O cavalo de Napoleão

Napoleão e seu cavalo participaram, juntos, de inúmeras batalhas. Napoleão retornou a Paris e tornou-se Imperador. Seu cavalo, porém, continuou cavalo.

Isso nos mostra que as experiências de vida não são tão determinantes assim. Quem nasceu cavalo, morrerá cavalo.

Ora, se um cavalo não consegue aprender com a própria experiência, quem dirá com as experiências alheias.

Exemplo gritante nos dão os comunistas. Se autoproclamam progressistas, embora defendam pensamentos contidos em O Capital, um conjunto de livros, velhos de mais 250 anos. É necessário frisar que seu autor – Karl Marx – nunca foi muito chegado ao trabalho. Casou-se com uma burguesa, que o sustentou a vida toda.

Mais do que isso, as ultrapassadas soluções que prega não deram certo em lugar algum. O caso mais emblemático foi o da União Soviética, que desmoronou sobre si mesma, levando com ela a ilha de Cuba, a quem dava sustentação. Tudo isso após 70 anos de opressivas ditaduras, com milhões de mortes.

O modelo mais recente é o venezuelano. Um dos países mais ricos da América Latina, a Venezuela teve sua economia arrasada e, além de inúmeros cidadãos mortos, viu quase 3,5 milhões deles (seriam todos burgueses?) fugirem do país. Só o Brasil acolheu cerca de 100 mil de refugiados.

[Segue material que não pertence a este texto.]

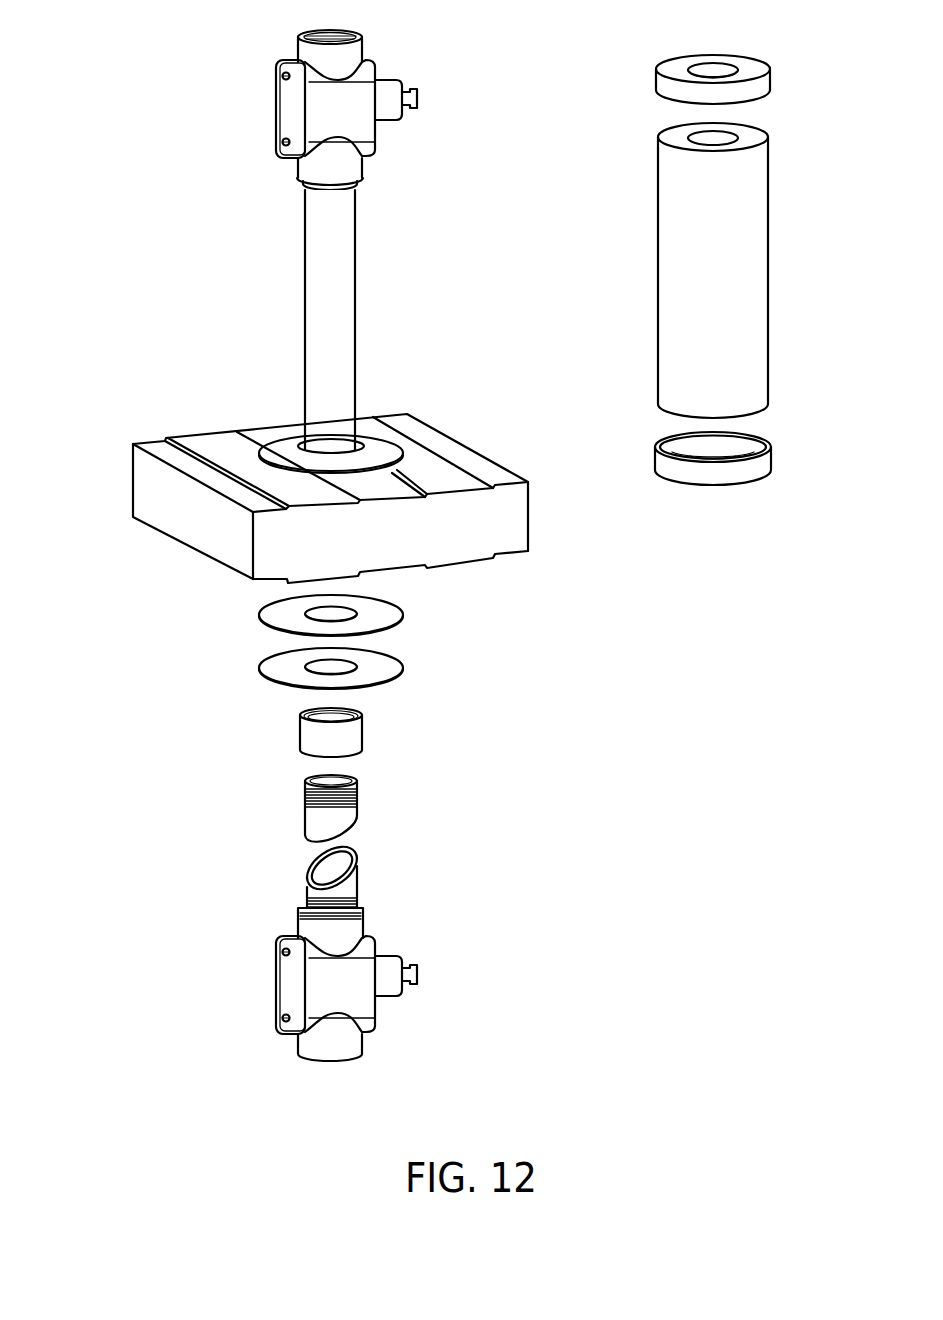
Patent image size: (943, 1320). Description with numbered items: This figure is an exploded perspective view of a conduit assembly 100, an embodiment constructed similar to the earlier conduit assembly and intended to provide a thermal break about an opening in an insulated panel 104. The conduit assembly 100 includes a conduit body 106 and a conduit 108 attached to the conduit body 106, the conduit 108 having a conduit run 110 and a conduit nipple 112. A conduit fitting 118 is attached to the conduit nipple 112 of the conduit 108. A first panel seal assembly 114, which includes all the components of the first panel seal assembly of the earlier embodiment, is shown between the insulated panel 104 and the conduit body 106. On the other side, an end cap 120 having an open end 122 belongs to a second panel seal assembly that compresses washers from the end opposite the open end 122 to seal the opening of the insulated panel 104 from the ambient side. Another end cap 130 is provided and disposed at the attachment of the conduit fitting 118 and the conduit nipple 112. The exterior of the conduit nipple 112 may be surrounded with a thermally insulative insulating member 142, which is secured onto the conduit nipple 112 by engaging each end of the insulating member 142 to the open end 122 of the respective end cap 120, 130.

The conduit assembly 100 is at (160, 77).
The insulated panel 104 is at (524, 509).
The conduit body 106 is at (364, 1006).
The conduit 108 is at (93, 320).
The conduit run 110 is at (352, 878).
The conduit nipple 112 is at (348, 277).
The first panel seal assembly 114 is at (443, 600).
The conduit fitting 118 is at (356, 47).
The end cap 120 is at (768, 466).
The open end 122 is at (751, 450).
The end cap 130 is at (753, 68).
The insulating member 142 is at (763, 227).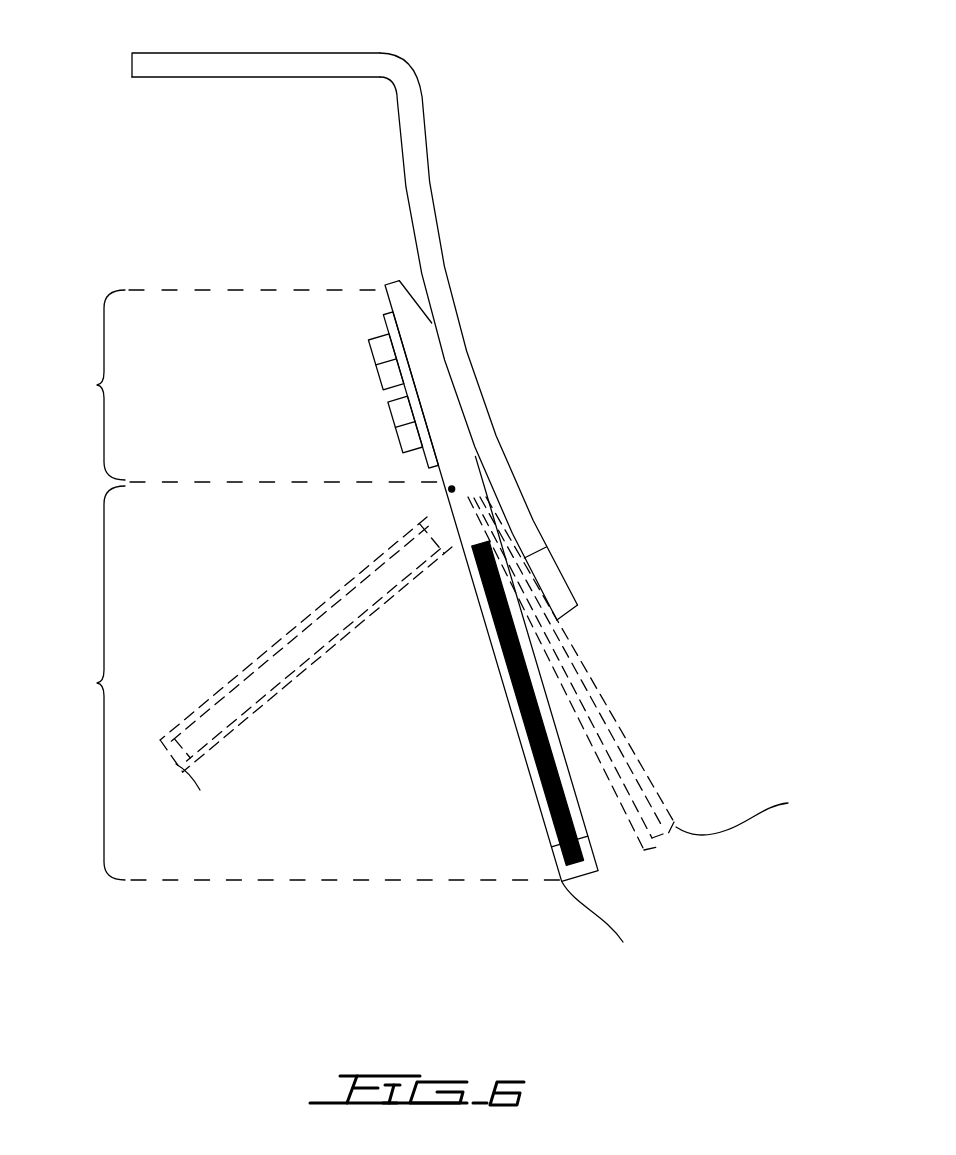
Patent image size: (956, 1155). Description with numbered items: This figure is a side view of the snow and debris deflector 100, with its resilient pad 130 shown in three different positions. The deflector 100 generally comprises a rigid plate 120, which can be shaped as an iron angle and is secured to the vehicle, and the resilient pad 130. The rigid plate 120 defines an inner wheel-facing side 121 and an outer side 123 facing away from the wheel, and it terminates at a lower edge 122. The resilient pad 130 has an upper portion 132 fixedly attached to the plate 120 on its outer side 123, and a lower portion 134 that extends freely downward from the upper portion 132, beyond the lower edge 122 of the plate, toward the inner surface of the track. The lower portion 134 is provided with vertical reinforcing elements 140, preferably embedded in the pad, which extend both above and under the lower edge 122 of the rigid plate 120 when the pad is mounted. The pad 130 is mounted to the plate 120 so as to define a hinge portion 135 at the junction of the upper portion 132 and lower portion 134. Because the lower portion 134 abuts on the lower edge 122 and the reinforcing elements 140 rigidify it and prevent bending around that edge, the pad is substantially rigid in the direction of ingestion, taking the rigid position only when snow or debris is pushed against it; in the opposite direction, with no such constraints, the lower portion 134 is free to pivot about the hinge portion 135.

The deflector 100 is at (730, 116).
The rigid plate 120 is at (208, 115).
The inner wheel-facing side 121 is at (456, 156).
The lower edge 122 is at (607, 598).
The outer side 123 is at (373, 212).
The resilient pad 130 is at (703, 904).
The upper portion 132 is at (211, 385).
The lower portion 134 is at (299, 681).
The hinge portion 135 is at (452, 489).
The reinforcing elements 140 is at (602, 727).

Antes que alguém cite a China como exemplo bem sucedido de comunismo, lembro que ela só evoluiu após Mao Tsé Tung, que, com a sua Revolução Cultural, assassinou milhares de pensadores e professores. Deng Xiaoping teve que esperar que ele morresse para, só então, promover as reformas necessárias ao desenvolvimento chinês. Diga-se, de passagem, que, nos dias de hoje, a China pratica um capitalismo dos mais selvagens.

Portanto, é de admirar que em nossas universidades públicas, desde as reitorias até os corpos docentes, pregue-se abertamente um regime com um histórico desses. Mais ainda, que não se admita qualquer ideia contrária.

Sentem-se, assim, os alunos, reféns, impedidos de expressar-se. Muitos deles, por temor, sentiram-se obrigados a participar dos protestos contra o contingenciamento dos recursos para o ministério da Educação, que atingiram, também, os demais ministérios.

A questão que se impõe é por que será que, quando os governos anteriores, responsáveis pela atual crise econômica do país, cortaram recursos muito maiores, nenhum reitor protestou?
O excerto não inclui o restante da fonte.